Michelle Ioannou, MetsBlog | Twitter |
It was May 7, 2013. The Mets were playing the Chicago White Sox. Matt Harvey, a pitcher just starting to make a name for himself, was on the mound for the Mets. He retired the first 20 batters he faced, before giving up an infield single in the seventh.
That night, Harvey joined Randy Johnson and Nolan Ryan as pitchers who went nine or more innings with one or fewer hits allowed and 12 or more strikeouts. According to the Elias Sports Bureau at the time, Harvey was the only modern era pitcher to toss nine innings with at least 12 strikeouts, all while allowing only one hit and no walks, to wind up with a no-decision.
That was the dawn of the Dark Knight.
Fast-forward four years. Where are we now? After a dominant 2013 and 2015 (with Tommy John surgery in the middle), Harvey's return to the mound from Thoracic Outlet surgery has been rough, both on and off the field. We haven't had a Happy Harvey Day, or seen the Dark Knight, consistently. There's so much potential that Harvey isn't reaching.
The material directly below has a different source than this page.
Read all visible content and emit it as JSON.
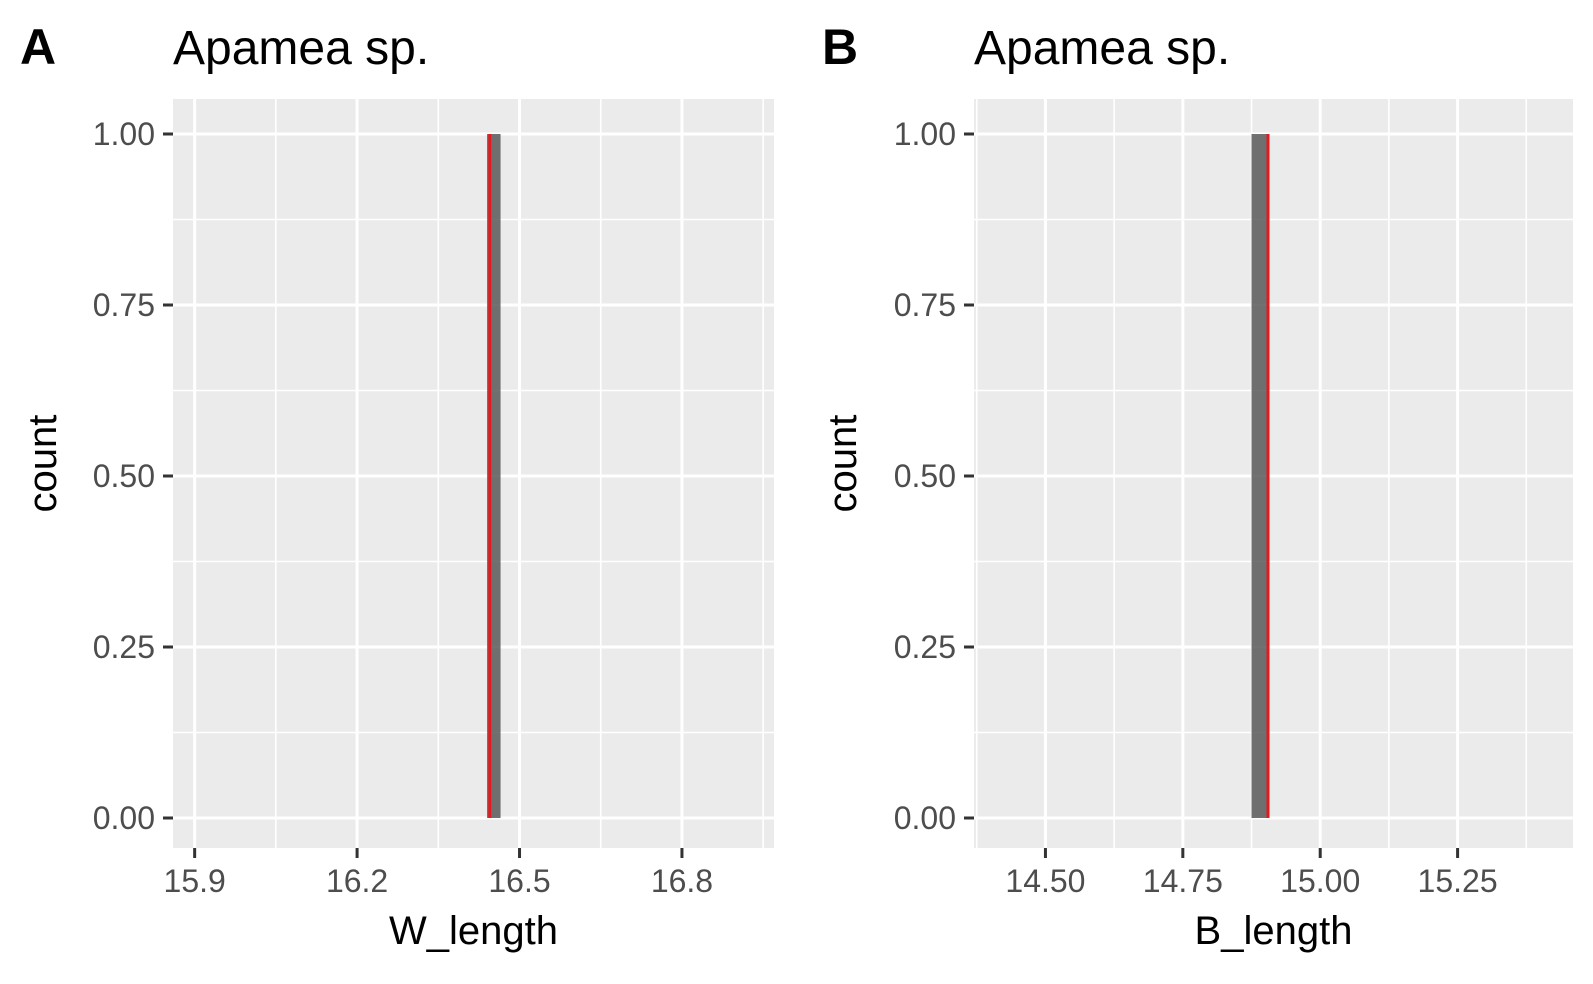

And that's been noticed by his new manager, Mickey Callaway.
During an appearance on SNY's Hot Stove, Callaway advocated that it's time for Harvey to no longer be the Dark Knight, but instead be himself. He made it clear that he shouldn't be trying to be something he used to be, and instead should be trying to redefine himself, and being the best that he can be today.
"We don't need the Dark Knight. We need Matt Harvey to come out and be Matt Harvey on a daily basis and be comfortable with who he is so he can go out there and get the job done," Callaway further explained. "He's gotta be in a place where he's accepted for who he is and not shunned for who he's not being."
All of this is huge. Present-day Harvey is not the Dark Knight. This is obviously seen by his performance, and the fact that his average fastball velocity was 94.3 MPH in 2017, compared to 2012 to 2015, when his fastball was sitting between 96 and 97 MPH.
The importance of this? Harvey's manager understands that he is no longer the Dark Knight, and instead of pushing him to try and get back to that, he wants to encourage him to be who he is today. From the sound of it, Callaway wants to take a look at Harvey's current strengths and play to them. He wants him to feel as though he is accepted as Matt Harvey, and that Matt Harvey can be a dominant pitcher -- it doesn't just have to be the Dark Knight.
By having a manager who understands this, he can work with Harvey to release his inner potential -- one that we all know he has within him. The talent from 2012 to 2015 is still there, he's just no longer the same exact pitcher stuff-wise.
The Mets need a fresh start after last season -- I've already advocated the importance of this. And Harvey needs a fresh start, too. So, is it too late to fix Harvey? If the right person is working with him, I don't think it is. We know the skill is still there. Harvey just needs some guidance, some work, and his confidence, to succeed again.